Room-in-a-box, Mar 2021
Once every seven years the famous Master Li accepts new disciples to the Temple of the Gold Dragons – and that premise should give you an idea of this game’s theming, layered with absolutely every oriental stereotype you can think of, where inscrutable old men speak cryptic epigrams containing hidden wisdom and the cards jump from Mahjong to chopsticks to koi carp to paper fans to…
Rampant Orientalism aside, it’s attractively illustrated, and is one of Unlock’s more distinctive games in terms of game style. This game mostly abandons the classic Unlock style of ‚combine the right items‘ for a succession of puzzles involving lateral thinking, visual insight, and spotting hidden significance (plus a side game in the app that doesn’t particularly fit with the rest, but is an entertaining diversion). Many of these involve the game’s special rule, which is that any time you can find or derive a set of six lines, solid or broken, you can enter these into the app as a Yi King (I Ching) hexagram, for a piece of timeless insight and more importantly a new card or two.
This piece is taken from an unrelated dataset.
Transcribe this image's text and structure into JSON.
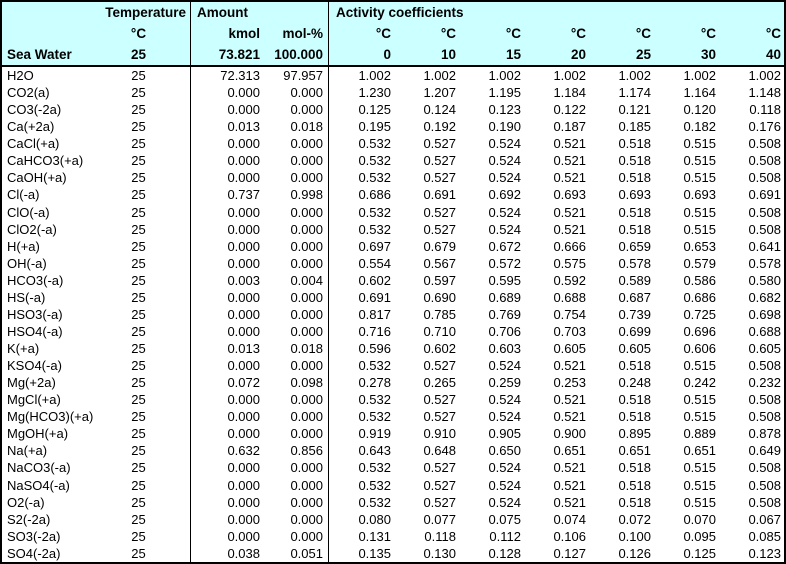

In this sort of Eastern wisdom training cliché, the master tends to whack the student on the knuckles at the slightest provocation; and this game has a bit of a tendency to do the same with its time penalties. You may also find frequently yourself with no obvious way to proceed. However, in such cases it’s usually clear which card or card you need to focus on, and each such apparent dead end tends to resolve with a satisfying a-ha of insight. You also have 77 minutes to complete it in instead of the normal 60.
Depending on the players, this could be a frustratingly stop-start game; or a satisfying series of challenging but fair puzzles. My experience was mostly the latter; the final step suffered from misleading wording in the instructions, but the strongest puzzles are as creative and clever as anything in the Unlock series.